La regione tra due mari

La Calabria possiede una geografia unica: a est, lo Ionio, culla della Magna Grecia, si presenta con ampie spiagge dorate e un’atmosfera calma e solenne, mentre a ovest il Tirreno è più drammatico e selvaggio, con scogliere a picco, calette nascoste e tramonti infuocati. Proprio sulla costa tirrenica meridionale si estende un tratto di litorale dal nome evocativo: la Costa Viola. Questo nome non è casuale, ma deriva dalle incredibili sfumature violacee che le acque e le montagne dell’Aspromonte assumono in particolari condizioni di luce, specialmente al calar del sole, regalando uno spettacolo cromatico indimenticabile.

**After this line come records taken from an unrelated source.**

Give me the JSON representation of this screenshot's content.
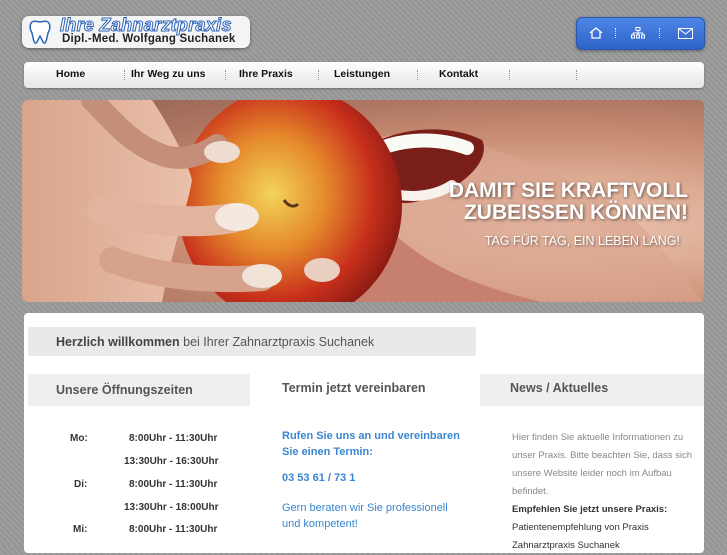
{
  "logo": {
    "title": "Ihre Zahnarztpraxis",
    "subtitle": "Dipl.-Med. Wolfgang Suchanek"
  },
  "toolbar": {
    "icons": [
      "home-icon",
      "sitemap-icon",
      "mail-icon"
    ]
  },
  "nav": {
    "items": [
      "Home",
      "Ihr Weg zu uns",
      "Ihre Praxis",
      "Leistungen",
      "Kontakt"
    ]
  },
  "hero": {
    "line1": "DAMIT SIE KRAFTVOLL",
    "line2": "ZUBEISSEN KÖNNEN!",
    "line3": "TAG FÜR TAG, EIN LEBEN LANG!"
  },
  "welcome": {
    "bold": "Herzlich willkommen",
    "rest": " bei Ihrer Zahnarztpraxis Suchanek"
  },
  "hours": {
    "heading": "Unsere Öffnungszeiten",
    "rows": [
      {
        "day": "Mo:",
        "time": "8:00Uhr - 11:30Uhr"
      },
      {
        "day": "",
        "time": "13:30Uhr - 16:30Uhr"
      },
      {
        "day": "Di:",
        "time": "8:00Uhr - 11:30Uhr"
      },
      {
        "day": "",
        "time": "13:30Uhr - 18:00Uhr"
      },
      {
        "day": "Mi:",
        "time": "8:00Uhr - 11:30Uhr"
      }
    ]
  },
  "termin": {
    "heading": "Termin jetzt vereinbaren",
    "call": "Rufen Sie uns an und vereinbaren Sie einen Termin:",
    "phone": "03 53 61 / 73 1",
    "advice": "Gern beraten wir Sie professionell und kompetent!"
  },
  "news": {
    "heading": "News / Aktuelles",
    "intro": "Hier finden Sie aktuelle Informationen zu unser Praxis. Bitte beachten Sie, dass sich unsere Website leider noch im Aufbau befindet.",
    "recommend": "Empfehlen Sie jetzt unsere Praxis:",
    "link": "Patientenempfehlung von Praxis",
    "link2": "Zahnarztpraxis Suchanek"
  }
}
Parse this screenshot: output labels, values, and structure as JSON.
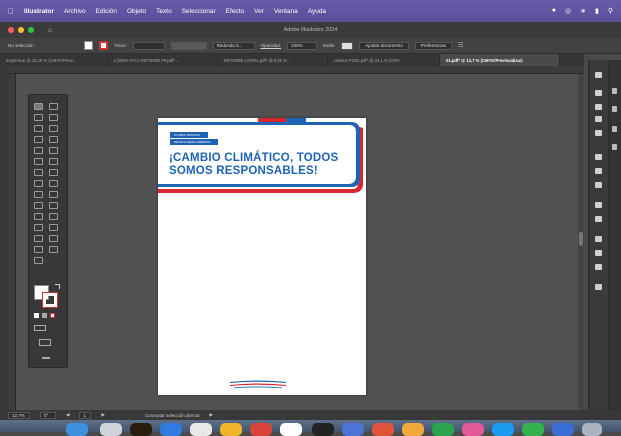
{
  "menubar": {
    "apple_icon": "apple-icon",
    "app_name": "Illustrator",
    "items": [
      "Archivo",
      "Edición",
      "Objeto",
      "Texto",
      "Seleccionar",
      "Efecto",
      "Ver",
      "Ventana",
      "Ayuda"
    ]
  },
  "titlebar": {
    "title": "Adobe Illustrator 2024"
  },
  "controlbar": {
    "selection": "No selección",
    "stroke_label": "Trazo:",
    "brush": "Redondo 5...",
    "opacity_label": "Opacidad:",
    "opacity_value": "100%",
    "style_label": "Estilo:",
    "doc_setup": "Ajustar documento",
    "prefs": "Preferencias"
  },
  "tabs": [
    {
      "label": "Imprimir.ai @ 18,16 % (CMYK/Previ...",
      "active": false
    },
    {
      "label": "LÁGRA AYCA INFORME FP.pdf* ...",
      "active": false
    },
    {
      "label": "INFORME LÁGRA.pdf* @ 8,01 %...",
      "active": false
    },
    {
      "label": "Lámina PG01.pdf* @ 24,1 % (CMY...",
      "active": false
    },
    {
      "label": "01.pdf* @ 12,7 % (CMYK/Previsualizar)",
      "active": true
    }
  ],
  "artboard": {
    "tag1": "ÚLTIMAS NOTICIAS",
    "tag2": "REVISTA MEDIO AMBIENTE",
    "headline_1": "¡CAMBIO CLIMÁTICO, TODOS",
    "headline_2": "SOMOS RESPONSABLES!"
  },
  "statusbar": {
    "zoom": "12,7%",
    "angle": "0°",
    "page": "1",
    "tool": "Conmutar selección directa"
  },
  "colors": {
    "brand_blue": "#1e63b5",
    "brand_red": "#d7282f",
    "menubar": "#5b4f9a"
  }
}
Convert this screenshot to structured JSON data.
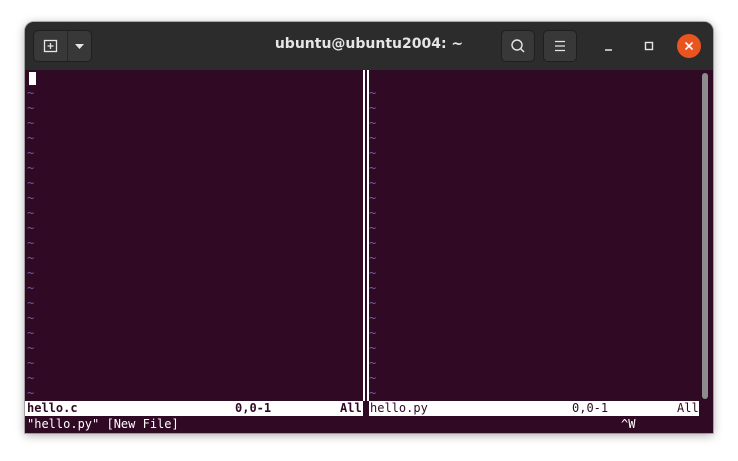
{
  "window": {
    "title": "ubuntu@ubuntu2004: ~"
  },
  "icons": {
    "new_tab": "new-tab-icon",
    "menu_dropdown": "chevron-down-icon",
    "search": "search-icon",
    "hamburger": "hamburger-menu-icon",
    "minimize": "minimize-icon",
    "maximize": "maximize-icon",
    "close": "close-icon"
  },
  "colors": {
    "terminal_bg": "#300a24",
    "titlebar_bg": "#2c2c2c",
    "close_button": "#e9541f",
    "tilde": "#6f5fa0"
  },
  "panes": {
    "left": {
      "status_filename": "hello.c",
      "status_position": "0,0-1",
      "status_scroll": "All"
    },
    "right": {
      "status_filename": "hello.py",
      "status_position": "0,0-1",
      "status_scroll": "All"
    }
  },
  "command_line": {
    "message": "\"hello.py\" [New File]",
    "pending_keys": "^W"
  },
  "tilde_char": "~"
}
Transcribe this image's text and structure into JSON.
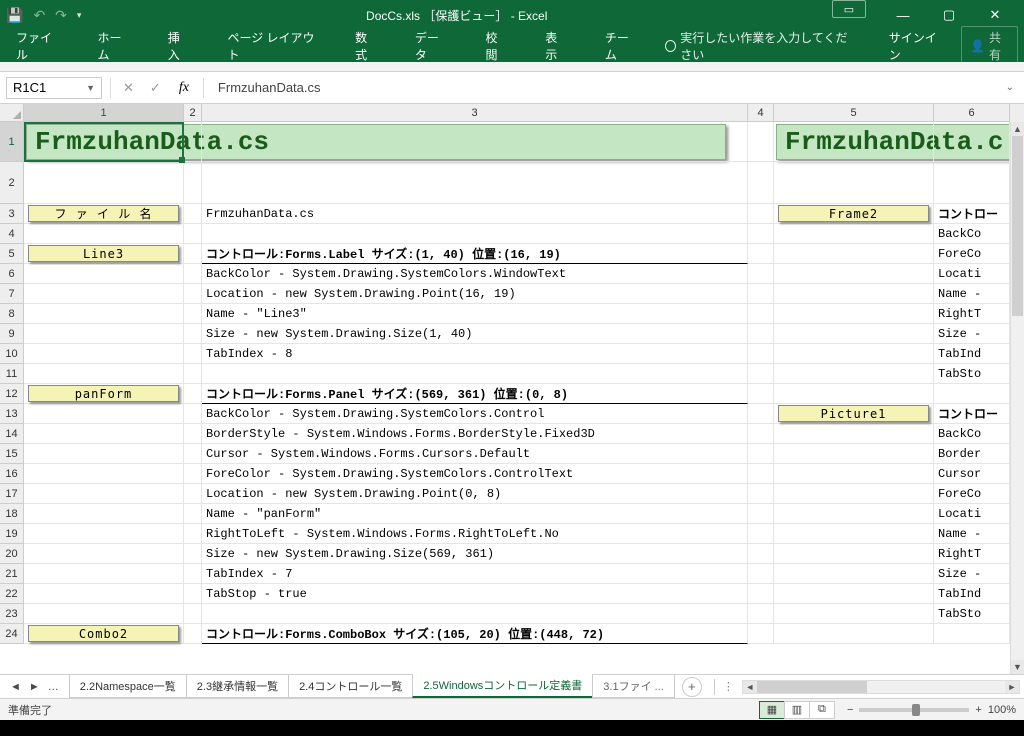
{
  "window": {
    "title": "DocCs.xls ［保護ビュー］ - Excel",
    "signin": "サインイン",
    "share": "共有"
  },
  "ribbon": {
    "tabs": [
      "ファイル",
      "ホーム",
      "挿入",
      "ページ レイアウト",
      "数式",
      "データ",
      "校閲",
      "表示",
      "チーム"
    ],
    "tellme": "実行したい作業を入力してください"
  },
  "formula": {
    "name": "R1C1",
    "value": "FrmzuhanData.cs"
  },
  "cols": [
    "1",
    "2",
    "3",
    "4",
    "5",
    "6"
  ],
  "rows": [
    "1",
    "2",
    "3",
    "4",
    "5",
    "6",
    "7",
    "8",
    "9",
    "10",
    "11",
    "12",
    "13",
    "14",
    "15",
    "16",
    "17",
    "18",
    "19",
    "20",
    "21",
    "22",
    "23",
    "24"
  ],
  "banner1": "FrmzuhanData.cs",
  "banner2": "FrmzuhanData.c",
  "tags": {
    "filename": "フ ァ イ ル 名",
    "line3": "Line3",
    "panform": "panForm",
    "combo2": "Combo2",
    "frame2": "Frame2",
    "picture1": "Picture1"
  },
  "body": {
    "r3c3": "FrmzuhanData.cs",
    "r5c3": "コントロール:Forms.Label サイズ:(1, 40) 位置:(16, 19)",
    "r6c3": "BackColor - System.Drawing.SystemColors.WindowText",
    "r7c3": "Location - new System.Drawing.Point(16, 19)",
    "r8c3": "Name - \"Line3\"",
    "r9c3": "Size - new System.Drawing.Size(1, 40)",
    "r10c3": "TabIndex - 8",
    "r12c3": "コントロール:Forms.Panel サイズ:(569, 361) 位置:(0, 8)",
    "r13c3": "BackColor - System.Drawing.SystemColors.Control",
    "r14c3": "BorderStyle - System.Windows.Forms.BorderStyle.Fixed3D",
    "r15c3": "Cursor - System.Windows.Forms.Cursors.Default",
    "r16c3": "ForeColor - System.Drawing.SystemColors.ControlText",
    "r17c3": "Location - new System.Drawing.Point(0, 8)",
    "r18c3": "Name - \"panForm\"",
    "r19c3": "RightToLeft - System.Windows.Forms.RightToLeft.No",
    "r20c3": "Size - new System.Drawing.Size(569, 361)",
    "r21c3": "TabIndex - 7",
    "r22c3": "TabStop - true",
    "r24c3": "コントロール:Forms.ComboBox サイズ:(105, 20) 位置:(448, 72)"
  },
  "side": {
    "r3c6": "コントロー",
    "r4c6": "BackCo",
    "r5c6": "ForeCo",
    "r6c6": "Locati",
    "r7c6": "Name -",
    "r8c6": "RightT",
    "r9c6": "Size -",
    "r10c6": "TabInd",
    "r11c6": "TabSto",
    "r13c6": "コントロー",
    "r14c6": "BackCo",
    "r15c6": "Border",
    "r16c6": "Cursor",
    "r17c6": "ForeCo",
    "r18c6": "Locati",
    "r19c6": "Name -",
    "r20c6": "RightT",
    "r21c6": "Size -",
    "r22c6": "TabInd",
    "r23c6": "TabSto"
  },
  "sheettabs": [
    "2.2Namespace一覧",
    "2.3継承情報一覧",
    "2.4コントロール一覧",
    "2.5Windowsコントロール定義書",
    "3.1ファイ ..."
  ],
  "active_sheet": 3,
  "status": {
    "ready": "準備完了",
    "zoom": "100%"
  }
}
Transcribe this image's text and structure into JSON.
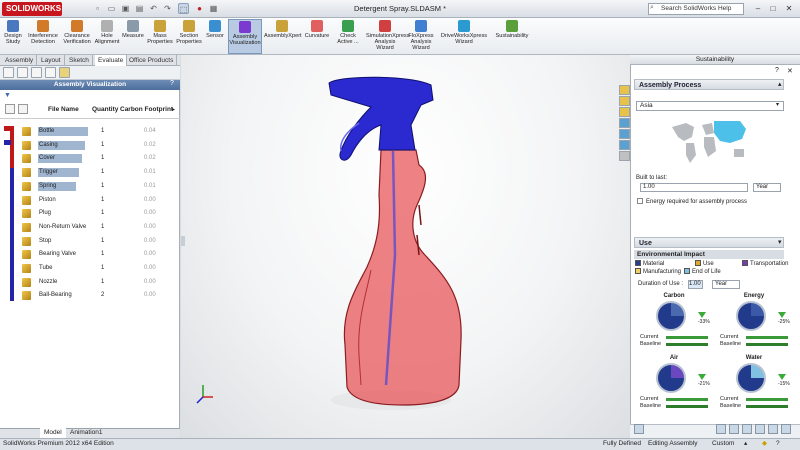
{
  "app": {
    "logo": "SOLIDWORKS",
    "doc_title": "Detergent Spray.SLDASM *"
  },
  "search": {
    "placeholder": "Search SolidWorks Help"
  },
  "window_controls": [
    "–",
    "□",
    "✕"
  ],
  "command_manager": [
    {
      "label": "Design Study",
      "icon": "design-study-icon",
      "color": "#4a78c0"
    },
    {
      "label": "Interference Detection",
      "icon": "interference-icon",
      "color": "#d07a2a"
    },
    {
      "label": "Clearance Verification",
      "icon": "clearance-icon",
      "color": "#d07a2a"
    },
    {
      "label": "Hole Alignment",
      "icon": "hole-alignment-icon",
      "color": "#b0b0b0"
    },
    {
      "label": "Measure",
      "icon": "measure-icon",
      "color": "#8a9aa8"
    },
    {
      "label": "Mass Properties",
      "icon": "mass-properties-icon",
      "color": "#c9a33a"
    },
    {
      "label": "Section Properties",
      "icon": "section-properties-icon",
      "color": "#c9a33a"
    },
    {
      "label": "Sensor",
      "icon": "sensor-icon",
      "color": "#3a8fd0"
    },
    {
      "label": "Assembly Visualization",
      "icon": "assembly-visualization-icon",
      "color": "#7a3ad0"
    },
    {
      "label": "AssemblyXpert",
      "icon": "assemblyxpert-icon",
      "color": "#c9a33a"
    },
    {
      "label": "Curvature",
      "icon": "curvature-icon",
      "color": "#e06060"
    },
    {
      "label": "Check Active ...",
      "icon": "check-active-icon",
      "color": "#3aa050"
    },
    {
      "label": "SimulationXpress Analysis Wizard",
      "icon": "simulationxpress-icon",
      "color": "#d04040"
    },
    {
      "label": "FloXpress Analysis Wizard",
      "icon": "floxpress-icon",
      "color": "#4080d0"
    },
    {
      "label": "DriveWorksXpress Wizard",
      "icon": "driveworksxpress-icon",
      "color": "#2a9ad0"
    },
    {
      "label": "Sustainability",
      "icon": "sustainability-icon",
      "color": "#5aa03a"
    }
  ],
  "cm_tabs": [
    "Assembly",
    "Layout",
    "Sketch",
    "Evaluate",
    "Office Products"
  ],
  "left_panel": {
    "header": "Assembly Visualization",
    "columns": [
      "File Name",
      "Quantity",
      "Carbon Footprint"
    ],
    "rows": [
      {
        "name": "Bottle",
        "qty": "1",
        "cf": "0.04"
      },
      {
        "name": "Casing",
        "qty": "1",
        "cf": "0.02"
      },
      {
        "name": "Cover",
        "qty": "1",
        "cf": "0.02"
      },
      {
        "name": "Trigger",
        "qty": "1",
        "cf": "0.01"
      },
      {
        "name": "Spring",
        "qty": "1",
        "cf": "0.01"
      },
      {
        "name": "Piston",
        "qty": "1",
        "cf": "0.00"
      },
      {
        "name": "Plug",
        "qty": "1",
        "cf": "0.00"
      },
      {
        "name": "Non-Return Valve",
        "qty": "1",
        "cf": "0.00"
      },
      {
        "name": "Stop",
        "qty": "1",
        "cf": "0.00"
      },
      {
        "name": "Bearing Valve",
        "qty": "1",
        "cf": "0.00"
      },
      {
        "name": "Tube",
        "qty": "1",
        "cf": "0.00"
      },
      {
        "name": "Nozzle",
        "qty": "1",
        "cf": "0.00"
      },
      {
        "name": "Ball-Bearing",
        "qty": "2",
        "cf": "0.00"
      }
    ]
  },
  "bottom_tabs": [
    "Model",
    "Animation1"
  ],
  "status": {
    "edition": "SolidWorks Premium 2012 x64 Edition",
    "state": "Fully Defined",
    "mode": "Editing Assembly",
    "units": "Custom"
  },
  "right_panel": {
    "title": "Sustainability",
    "assembly_process": "Assembly Process",
    "region": "Asia",
    "built_to_last_label": "Built to last:",
    "built_to_last_value": "1.00",
    "built_to_last_unit": "Year",
    "energy_label": "Energy required for assembly process",
    "use_label": "Use",
    "env_impact_label": "Environmental Impact",
    "legend": [
      {
        "label": "Material",
        "color": "#2a3f8c"
      },
      {
        "label": "Use",
        "color": "#e0a830"
      },
      {
        "label": "Transportation",
        "color": "#7a3ab0"
      },
      {
        "label": "Manufacturing",
        "color": "#f0d060"
      },
      {
        "label": "End of Life",
        "color": "#80c0e0"
      }
    ],
    "duration_label": "Duration of Use :",
    "duration_value": "1.00",
    "duration_unit": "Year",
    "impacts": [
      {
        "title": "Carbon",
        "pct": "-33%",
        "current": "Current",
        "baseline": "Baseline"
      },
      {
        "title": "Energy",
        "pct": "-25%",
        "current": "Current",
        "baseline": "Baseline"
      },
      {
        "title": "Air",
        "pct": "-21%",
        "current": "Current",
        "baseline": "Baseline"
      },
      {
        "title": "Water",
        "pct": "-15%",
        "current": "Current",
        "baseline": "Baseline"
      }
    ]
  }
}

Ma è qui che la geografia si fonde inestricabilmente con il mito omerico: lo Stretto di Messina, quel braccio di mare che separa la Calabria dalla Sicilia, era il luogo temuto dai marinai antichi, la dimora dei mostri Scilla e Cariddi. Scilla, la ninfa trasformata in un mostro a sei teste che ghermiva i naviganti, aveva la sua tana proprio sulla sponda calabrese, all’ombra dell’imponente promontorio su cui oggi sorge il borgo di Scilla, con il suo castello a picco sul mare. Esplorare questo villaggio di pescatori, con il suo antico quartiere della Chianalea, significa rivivere una delle leggende più potenti della letteratura occidentale. A questa si aggiunge un altro fenomeno quasi magico: la Fata Morgana, un raro effetto di miraggio che, in giornate particolarmente limpide, fa apparire la costa siciliana così vicina e ingrandita da sembrare quasi toccabile, alimentando per secoli racconti e leggende.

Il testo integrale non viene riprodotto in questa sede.